BUILDING AND MAKING

Block Building

One mark of a progressive school is the use of unit blocks as an elementary learning tool. Unit blocks cultivate science and math skills including patterns, counting, balance, classification of materials, and of course, gravity. They also promote physical development, eye-hand coordination, spatial intelligence, and problem-solving. Working in the block area also challenges our youngest students to work in small groups and to be emotionally resilient – construction falls, gets knocked down, and has to be disassembled!

Block-BuildingBlocks are also a key component in our youngest students’ social studies through a process described simply as “intake” and “outgo.” When our children adventure out into the world they make observations about what they see. They then return to their class to work together to build what saw with unit blocks and they reflect on what they saw through imaginary play. For example, when our kindergarteners conduct their school study they build their interpretation of our building with what they consider to be all its most important elements.

Blue Oak School students extend their block work onto our playground with our big blue blocks. A modern interpretation of the classic wooden unit block, these materials inspire our Lower School children to build an exciting array of structures that they incorporate into their imaginary play and create games around.
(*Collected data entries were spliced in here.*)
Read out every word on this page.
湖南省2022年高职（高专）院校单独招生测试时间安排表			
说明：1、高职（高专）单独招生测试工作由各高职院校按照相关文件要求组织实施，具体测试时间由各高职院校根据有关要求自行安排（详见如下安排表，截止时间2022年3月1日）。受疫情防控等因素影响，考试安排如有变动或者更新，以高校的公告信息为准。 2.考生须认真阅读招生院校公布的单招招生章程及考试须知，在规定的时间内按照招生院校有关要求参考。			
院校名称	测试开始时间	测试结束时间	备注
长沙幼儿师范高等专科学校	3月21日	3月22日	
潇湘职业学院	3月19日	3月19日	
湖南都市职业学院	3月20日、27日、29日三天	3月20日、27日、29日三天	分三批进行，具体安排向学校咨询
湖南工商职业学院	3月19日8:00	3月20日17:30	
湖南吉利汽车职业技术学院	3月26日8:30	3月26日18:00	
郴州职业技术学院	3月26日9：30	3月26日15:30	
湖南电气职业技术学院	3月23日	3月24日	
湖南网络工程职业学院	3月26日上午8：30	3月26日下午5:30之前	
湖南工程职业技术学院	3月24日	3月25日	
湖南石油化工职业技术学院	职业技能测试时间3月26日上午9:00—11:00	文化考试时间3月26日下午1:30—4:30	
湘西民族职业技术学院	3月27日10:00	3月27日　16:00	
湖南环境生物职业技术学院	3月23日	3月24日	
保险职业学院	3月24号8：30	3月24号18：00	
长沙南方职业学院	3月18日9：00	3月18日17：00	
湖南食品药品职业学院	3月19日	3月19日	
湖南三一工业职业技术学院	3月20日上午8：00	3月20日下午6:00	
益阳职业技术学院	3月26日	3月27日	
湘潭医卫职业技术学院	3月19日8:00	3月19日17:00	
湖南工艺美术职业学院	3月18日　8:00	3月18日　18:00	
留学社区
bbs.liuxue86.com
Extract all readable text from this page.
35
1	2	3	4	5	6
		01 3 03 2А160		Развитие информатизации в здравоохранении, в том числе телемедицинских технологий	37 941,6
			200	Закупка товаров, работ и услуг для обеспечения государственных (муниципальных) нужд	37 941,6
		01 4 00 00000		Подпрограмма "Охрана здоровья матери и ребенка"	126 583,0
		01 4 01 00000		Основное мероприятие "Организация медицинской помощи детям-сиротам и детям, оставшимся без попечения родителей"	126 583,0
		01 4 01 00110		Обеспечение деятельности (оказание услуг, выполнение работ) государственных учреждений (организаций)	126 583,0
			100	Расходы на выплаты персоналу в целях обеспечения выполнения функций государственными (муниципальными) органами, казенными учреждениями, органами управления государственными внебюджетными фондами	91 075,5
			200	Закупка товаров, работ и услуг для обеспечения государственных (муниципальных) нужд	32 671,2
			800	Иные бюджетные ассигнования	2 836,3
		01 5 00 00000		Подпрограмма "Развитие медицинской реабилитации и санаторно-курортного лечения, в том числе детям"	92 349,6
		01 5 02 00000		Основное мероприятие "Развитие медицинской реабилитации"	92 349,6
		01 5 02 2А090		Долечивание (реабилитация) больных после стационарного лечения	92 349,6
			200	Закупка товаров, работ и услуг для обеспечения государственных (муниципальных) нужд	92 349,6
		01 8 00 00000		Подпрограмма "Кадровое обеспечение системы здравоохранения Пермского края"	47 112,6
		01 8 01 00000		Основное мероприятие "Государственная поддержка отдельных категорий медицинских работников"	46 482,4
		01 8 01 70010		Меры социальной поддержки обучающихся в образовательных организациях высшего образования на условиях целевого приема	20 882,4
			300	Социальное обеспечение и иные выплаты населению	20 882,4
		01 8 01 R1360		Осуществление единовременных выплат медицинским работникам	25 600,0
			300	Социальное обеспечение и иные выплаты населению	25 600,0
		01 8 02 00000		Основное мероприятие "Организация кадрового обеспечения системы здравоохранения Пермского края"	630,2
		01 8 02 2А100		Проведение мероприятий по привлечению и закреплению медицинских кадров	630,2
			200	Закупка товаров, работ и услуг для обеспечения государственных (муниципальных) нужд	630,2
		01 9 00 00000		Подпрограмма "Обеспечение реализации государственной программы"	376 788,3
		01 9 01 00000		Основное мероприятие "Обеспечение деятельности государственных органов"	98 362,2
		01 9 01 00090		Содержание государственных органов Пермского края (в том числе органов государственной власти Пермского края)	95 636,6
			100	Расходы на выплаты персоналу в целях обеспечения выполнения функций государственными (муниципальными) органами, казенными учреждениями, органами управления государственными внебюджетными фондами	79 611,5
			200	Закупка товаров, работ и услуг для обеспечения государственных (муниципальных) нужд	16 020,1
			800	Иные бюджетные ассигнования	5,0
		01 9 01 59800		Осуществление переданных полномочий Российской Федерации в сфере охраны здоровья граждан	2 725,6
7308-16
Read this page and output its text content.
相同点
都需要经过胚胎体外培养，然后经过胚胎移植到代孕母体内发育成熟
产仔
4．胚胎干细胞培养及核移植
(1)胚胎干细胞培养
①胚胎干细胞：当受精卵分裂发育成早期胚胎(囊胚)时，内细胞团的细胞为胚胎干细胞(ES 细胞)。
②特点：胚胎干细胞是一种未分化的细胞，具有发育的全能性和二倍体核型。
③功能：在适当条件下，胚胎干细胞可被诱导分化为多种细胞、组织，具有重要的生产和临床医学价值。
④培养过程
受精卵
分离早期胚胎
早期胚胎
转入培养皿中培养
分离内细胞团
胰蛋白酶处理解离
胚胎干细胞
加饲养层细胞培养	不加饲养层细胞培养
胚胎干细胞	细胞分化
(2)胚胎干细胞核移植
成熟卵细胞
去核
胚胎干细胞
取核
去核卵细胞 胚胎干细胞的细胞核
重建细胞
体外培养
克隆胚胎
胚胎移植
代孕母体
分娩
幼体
The philosophy of block building is also beautifully showcased in our Breakaway class called Forts, which teaches hands-on lessons about a community’s interconnections. Students in forts begin by studying and visiting forts in our region. They then spend two days working together to build their own fort out of cardboard boxes in our multi-purpose room – they live in the space and spend a night sleeping it their own structures, which have elaborate designs.

Students have animated this imaginary community by, for example, constructing a functional lending library, setting up stores, and designing an elaborate carnival space. They have also made their own imaginary musical instruments, cardboard animals, and even created their own economy with cardboard “fort bucks.”

Making

In Blue Oak’s Middle School we provide opportunities for students to sharpen their building and making skills as they also learn to use increasingly sophisticated tools across the curriculum.

In the Middle School art and science, for example, students use our woodworking tools to build everything from trebuchets to shadow figures. In Middle School electives students learn to design objects on a 3-D printer and they create a moveable sculpture using simple electric circuits.

Like working with the unit blocks, these quintessential Blue Oak experiences connect the head to the hand and ground learning in hands-on experience.